GENERAL CONSIDERATIONS

When writing a college essay, you must be selective in discussing an author's views, since not everything in the text is relevant to a particular issue or question. Rather than merely summarizing what you've read, you must organize your essay by showing how the author's views relate to a particular question or issue. Where possible, clearly distinguish the author's conclusions from the reasoning supporting the conclusions.

When writing an essay, you should state the author's view in your own words as much as possible, to show that you yourself understand them. If you do quote from the book or from another book, provide quotation marks; the page number on which the quotation is found should be provided in parentheses.

Papers should be organized into three general sections.

1) First is an introductory paragraph in which you briefly explain to the reader what you plan to do in the essay. You should state the topic under discussion, specifying the issues you plan to deal with. If you plan to criticize an author's views, state briefly which views are to be criticized.

2) The main body of the paper carries out what you say you will do in the introduction. Here you answer questions, provide examples, discuss and criticize arguments, and develop your own views.

3) Finally, the essay should close with a short concluding paragraph briefly summarizing what you have accomplished in the paper.

When you are asked to evaluate or respond to an author's views, you are expected not merely to agree or disagree with the views, but to provide your reasons for doing so. If you disagree, be as specific as possible about which part of the reasoning is mistaken, and why. It is not an adequate criticism to state or "feel" that the author is mistaken. Nor is it adequate to say that the author's views aren't the way you were raised to think about things; the fact that a view is foreign to you has no bearing on its truth.

An important thing to attempt to any essay is clarity. Do not presuppose too much on the part of your reader. Imagine that your reader is not the instructor, but someone who is not in the course at all and who is not familiar with the text, but who is interested in the topic. (Suppose, for instance, that you were explaining to your mother what you were studying.) Consequently, you will need to define any specialized vocabulary. Use specific examples whenever possible to clarify general claims; relate the doctrines you are discussing to everyday examples and situations.

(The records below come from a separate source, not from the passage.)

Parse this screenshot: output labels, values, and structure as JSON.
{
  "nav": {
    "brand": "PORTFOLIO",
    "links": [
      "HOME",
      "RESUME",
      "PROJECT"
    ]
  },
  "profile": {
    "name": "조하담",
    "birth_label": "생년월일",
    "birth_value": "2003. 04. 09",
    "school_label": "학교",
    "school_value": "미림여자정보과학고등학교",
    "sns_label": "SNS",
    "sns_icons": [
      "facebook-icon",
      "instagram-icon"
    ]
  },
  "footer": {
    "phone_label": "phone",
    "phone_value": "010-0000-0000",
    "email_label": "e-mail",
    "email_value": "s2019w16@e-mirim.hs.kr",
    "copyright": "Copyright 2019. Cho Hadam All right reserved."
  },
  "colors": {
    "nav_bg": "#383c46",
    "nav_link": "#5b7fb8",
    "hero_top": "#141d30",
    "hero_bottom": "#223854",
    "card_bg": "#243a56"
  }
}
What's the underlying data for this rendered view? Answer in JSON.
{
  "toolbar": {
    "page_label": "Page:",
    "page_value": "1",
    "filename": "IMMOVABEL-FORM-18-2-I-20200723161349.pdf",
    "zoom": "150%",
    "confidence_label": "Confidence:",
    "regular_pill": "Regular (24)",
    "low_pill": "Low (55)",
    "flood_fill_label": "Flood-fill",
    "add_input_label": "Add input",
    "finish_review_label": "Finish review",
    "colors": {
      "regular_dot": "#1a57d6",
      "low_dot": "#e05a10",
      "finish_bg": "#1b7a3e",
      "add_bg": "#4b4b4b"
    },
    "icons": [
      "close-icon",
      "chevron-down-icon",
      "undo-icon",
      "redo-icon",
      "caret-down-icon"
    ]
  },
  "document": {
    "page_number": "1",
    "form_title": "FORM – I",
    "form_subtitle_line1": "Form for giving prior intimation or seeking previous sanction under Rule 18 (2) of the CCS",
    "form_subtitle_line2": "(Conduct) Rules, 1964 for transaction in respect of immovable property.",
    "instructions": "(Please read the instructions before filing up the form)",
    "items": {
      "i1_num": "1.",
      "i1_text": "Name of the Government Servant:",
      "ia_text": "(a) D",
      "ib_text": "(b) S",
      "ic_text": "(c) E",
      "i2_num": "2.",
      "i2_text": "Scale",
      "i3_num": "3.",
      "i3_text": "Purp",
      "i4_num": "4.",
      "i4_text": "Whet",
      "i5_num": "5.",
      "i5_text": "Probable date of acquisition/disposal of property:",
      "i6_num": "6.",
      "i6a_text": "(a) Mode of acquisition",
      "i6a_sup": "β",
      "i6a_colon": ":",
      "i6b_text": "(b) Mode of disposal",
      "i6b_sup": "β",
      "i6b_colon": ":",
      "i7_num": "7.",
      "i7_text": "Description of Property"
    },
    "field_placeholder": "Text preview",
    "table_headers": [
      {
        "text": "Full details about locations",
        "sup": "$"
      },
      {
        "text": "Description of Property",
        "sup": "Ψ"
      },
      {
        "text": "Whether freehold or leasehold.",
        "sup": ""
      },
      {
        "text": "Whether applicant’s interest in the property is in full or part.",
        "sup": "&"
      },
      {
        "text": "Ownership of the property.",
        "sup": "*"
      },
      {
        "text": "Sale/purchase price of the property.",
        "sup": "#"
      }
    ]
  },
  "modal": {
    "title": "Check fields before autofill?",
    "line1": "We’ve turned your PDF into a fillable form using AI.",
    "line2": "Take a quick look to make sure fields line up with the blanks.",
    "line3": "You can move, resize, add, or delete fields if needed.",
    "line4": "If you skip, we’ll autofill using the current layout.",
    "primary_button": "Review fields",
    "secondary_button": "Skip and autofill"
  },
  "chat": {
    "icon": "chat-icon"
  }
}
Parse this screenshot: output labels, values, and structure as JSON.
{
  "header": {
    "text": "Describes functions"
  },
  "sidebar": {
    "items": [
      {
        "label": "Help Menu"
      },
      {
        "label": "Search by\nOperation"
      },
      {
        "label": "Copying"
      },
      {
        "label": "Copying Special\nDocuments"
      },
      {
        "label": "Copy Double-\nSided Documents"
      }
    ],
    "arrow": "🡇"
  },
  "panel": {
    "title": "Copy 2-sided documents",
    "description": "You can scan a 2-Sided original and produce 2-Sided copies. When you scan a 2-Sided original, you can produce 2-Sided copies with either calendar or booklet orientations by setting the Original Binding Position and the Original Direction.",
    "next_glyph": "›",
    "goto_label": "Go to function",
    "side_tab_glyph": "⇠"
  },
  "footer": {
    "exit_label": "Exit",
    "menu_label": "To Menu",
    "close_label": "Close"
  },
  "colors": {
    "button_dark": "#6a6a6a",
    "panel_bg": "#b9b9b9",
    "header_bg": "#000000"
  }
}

Finally, avoid sexism. Don't say things like "When a man is faced with a moral dilemma, he should follow Kant's advice." Women face moral dilemmas as frequently as do men. If you mean to include both men and women, don't use male language. But try to avoid the expression "he/she" and similar phrases; they clutter your writing and detract from what you're saying. Instead of exclusive, male language, use inclusive terms such as "anyone," "someone," or "a person." The sexist sentence given above could be rewritten: "When people face a moral dilemma, they should follow Kant's advice." Or simply use the pronouns "us" and "we." After all, your writing will be read by another human being, not an aardvark or elm tree, so the sentence could be written in this way: "When we face a moral dilemma, we should follow Kant's advice." It is fine to use male language when you are explicitly talking about a male (e.g., "When Mill got older, his views diverged from Bentham's"), but not otherwise.

WRITING CHECKLIST

1. Does each sentence say what I mean it to say? Could a reader possibly misinterpret me? Is there any way to make my point more clearly? (Do I need to break a sentence up into two or more sentences to separate my thoughts more clearly?)

2. Is there a logical organization to my paper? Is each paragraph organized around one general idea? Do the paragraphs follow in a logical order? Are the connections between my thoughts clear? (Do I need to provide a transition from one paragraph to the next, or to explain to my reader how what I am now discussing relates to earlier elements of my essay?)

3. Is my thesis clearly expressed in the introduction? Do I carry through and do everything that I promise I will do? Does my conclusion end my paper with finality, or do I drift off into meaningless generality and confusion? Have I made my position clear, or am I sitting on the fence?

 

INTERPRETING YOUR GRADE

Grade of "A": An excellent essay in all respects. Clear, grammatical, well organized, and progresses logically, with all elements relevant to the topic. Exhibits both original thought and an accurate grasp of the material. Grammatical errors kept to a minimum.

Grade of "B": A good essay, but not outstanding. Overall organization is clear and coherent, although minor weaknesses may be present. Accurate grasp of material, but generally presents the minimum needed-- limited original thought. A few minor or subtle errors in punctuation and/or spelling.

Grade of "C": A satisfactory paper. Shows basic understanding, with some deficiencies. Organization not always clear and transitions abrupt or lacking. May contain irrelevant material. Weak support of ideas. Occasional grammatical mistakes, or sloppiness which could have been avoided.

Grade of "D": Minimally acceptable work. Marginal grasp of material, ineffective or confusing presentation. Summarizes the most obvious aspects of the material, but otherwise tends to be irrelevant. Little or no organization. Contains major grammatical problems.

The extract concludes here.